L'oeil du vieil homme pétille.

- Mais dites moi, vous avez amassé un tel patrimoine que j'imagine que sa continuité vous importe. Vous faites partie d'une association, ou d'un groupe de personnes susceptible de faire vivre la quantité impressionnante de connaissance que vous avez accumulée ?
- Je ne suis pas encore mort, répond Charles-Henri en jetant un bref regard vers son fils.
- Non non, bien sûr, je ne voulais pas du tout sous-entendre cela reprend Marc alors qu'il oriente de nouveau la conversation vers des ouvrages spécifiques.

Pendant ce temps, Philippe a utilisé ses pouvoirs pour sonder l'esprit du vieil homme et appris plusieurs choses.

La première, c'est les raisons pour lesquelles il a déshérité ses enfants, qui n'ont rien à voir avec une intervention surnaturelle : il a découvert que son fils (le commissaire) trompait allègrement sa belle fille, et fréquentait des prostituées de luxe. Cela choque le vieil homme traditionaliste, mais il n'a pas jugé utile de s'en expliquer à son fils. Quant à sa fille, elle ne se cache pas de soutenir ouvertement et financièrement des associations et partis d'extrème gauche tout en vivant aux crochets de son paternel. Il a donc fait d'une pierre deux coups et a déshérité les deux. Mais Philippe comprend aussi qu'au fond de lui même, le vieil homme sait que le minimum légal qu'il est tenu de leur léguer sera bien suffisant pour qu'ils ne changent pas le train de vie qu'ils mènent actuellement... Il apprend aussi que le bénéficiaire du reste de la fortune de la Patterie sera un organisme de recherches sur l'occultisme, le Club Saint-Martin.

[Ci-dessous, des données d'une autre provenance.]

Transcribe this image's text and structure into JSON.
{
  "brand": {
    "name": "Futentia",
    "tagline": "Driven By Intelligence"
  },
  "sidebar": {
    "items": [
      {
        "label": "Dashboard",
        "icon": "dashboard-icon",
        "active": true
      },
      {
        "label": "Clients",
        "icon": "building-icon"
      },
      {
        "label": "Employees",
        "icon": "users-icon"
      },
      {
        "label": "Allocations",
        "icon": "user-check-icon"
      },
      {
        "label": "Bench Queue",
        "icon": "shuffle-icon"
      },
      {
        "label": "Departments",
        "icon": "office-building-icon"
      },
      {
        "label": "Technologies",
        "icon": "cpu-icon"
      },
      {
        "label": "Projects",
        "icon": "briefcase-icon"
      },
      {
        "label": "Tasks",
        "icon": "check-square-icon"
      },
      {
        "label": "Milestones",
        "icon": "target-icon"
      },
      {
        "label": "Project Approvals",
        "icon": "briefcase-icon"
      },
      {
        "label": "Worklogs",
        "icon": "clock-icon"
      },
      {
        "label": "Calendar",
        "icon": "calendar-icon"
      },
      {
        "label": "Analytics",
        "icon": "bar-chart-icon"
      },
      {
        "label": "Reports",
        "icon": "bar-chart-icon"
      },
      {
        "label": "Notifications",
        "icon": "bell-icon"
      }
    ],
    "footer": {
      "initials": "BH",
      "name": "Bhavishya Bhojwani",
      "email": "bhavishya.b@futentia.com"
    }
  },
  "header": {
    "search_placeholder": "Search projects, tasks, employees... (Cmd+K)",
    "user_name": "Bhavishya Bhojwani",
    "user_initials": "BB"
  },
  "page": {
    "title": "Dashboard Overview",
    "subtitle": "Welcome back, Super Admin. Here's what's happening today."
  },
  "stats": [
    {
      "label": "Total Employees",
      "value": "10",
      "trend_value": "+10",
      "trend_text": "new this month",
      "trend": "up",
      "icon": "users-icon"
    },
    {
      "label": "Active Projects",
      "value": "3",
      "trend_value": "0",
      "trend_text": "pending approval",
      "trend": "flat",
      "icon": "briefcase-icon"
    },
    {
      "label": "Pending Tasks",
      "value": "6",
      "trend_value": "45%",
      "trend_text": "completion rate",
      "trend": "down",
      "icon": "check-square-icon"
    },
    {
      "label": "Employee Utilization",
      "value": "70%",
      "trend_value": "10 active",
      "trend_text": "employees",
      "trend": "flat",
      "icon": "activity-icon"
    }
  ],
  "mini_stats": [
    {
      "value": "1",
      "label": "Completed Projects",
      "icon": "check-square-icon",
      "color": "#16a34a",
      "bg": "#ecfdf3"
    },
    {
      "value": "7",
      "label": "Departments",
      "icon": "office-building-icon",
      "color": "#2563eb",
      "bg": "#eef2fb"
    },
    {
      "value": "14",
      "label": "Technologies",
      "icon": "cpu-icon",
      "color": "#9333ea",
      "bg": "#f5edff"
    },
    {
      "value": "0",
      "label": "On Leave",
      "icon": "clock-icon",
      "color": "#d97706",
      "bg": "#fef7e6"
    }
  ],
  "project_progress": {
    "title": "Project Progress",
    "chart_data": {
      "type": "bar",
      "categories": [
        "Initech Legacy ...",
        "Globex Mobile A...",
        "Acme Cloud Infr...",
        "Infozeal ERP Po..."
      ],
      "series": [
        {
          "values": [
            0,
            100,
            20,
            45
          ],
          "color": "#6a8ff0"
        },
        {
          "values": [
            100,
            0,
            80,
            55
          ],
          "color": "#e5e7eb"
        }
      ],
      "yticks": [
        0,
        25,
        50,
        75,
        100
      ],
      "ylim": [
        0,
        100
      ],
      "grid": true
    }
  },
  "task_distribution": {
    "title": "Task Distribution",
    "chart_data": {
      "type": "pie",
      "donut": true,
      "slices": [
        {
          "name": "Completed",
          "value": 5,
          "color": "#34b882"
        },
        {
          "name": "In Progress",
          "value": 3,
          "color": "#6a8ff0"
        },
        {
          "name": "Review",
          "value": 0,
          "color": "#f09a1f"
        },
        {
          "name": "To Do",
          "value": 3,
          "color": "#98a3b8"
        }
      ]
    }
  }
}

Là où les choses deviennent plus intéressantes pour Philippe, c'est lorsque qu'il essaie de savoir d'où proviennent les ouvrages de Charles-Henri de la Patterie. Il comprend que, si le vieux monsieur s'est effectivement procuré au fil des années quelques ouvrages par des bouquinistes ou autres, le gros de sa collection provient d'une autre source : il aperçoit une image fugace vue par les yeux de Charles-Henri. C'est un souvenir d'enfance, à la fin de la seconde guerre mondiale. Il est en sous-sol, dans un lieu confiné. Dans un sol de terre, un trou a été creusé. Il contient une caisse métallique sur laquelle Philippe reconnaît une marque, un 13 peint au pochoir dans un coin. Il a vu cette marque dans les quelques ouvrages de la bibliothèque au Passage Vivienne. Autour du trou et de la caisse, il y a trois militaires en uniformes que Philippe reconnaît comme des SS.

Peu de temps après, Charles-Henri semblant fatiguer, les deux officiers de la DSPJ mettent fin à la conversation non sans promettre de revenir avec quelques uns de leurs ouvrages pour les montrer au vieux monsieur. Alors que Hubert les raccompagne, Philippe lui dit qu'il y a de toute évidence des choses surprenantes dans toute cette histoire même s'il est trop tôt pour faire un diagnostic définitif. De toute évidence, il faudra revenir.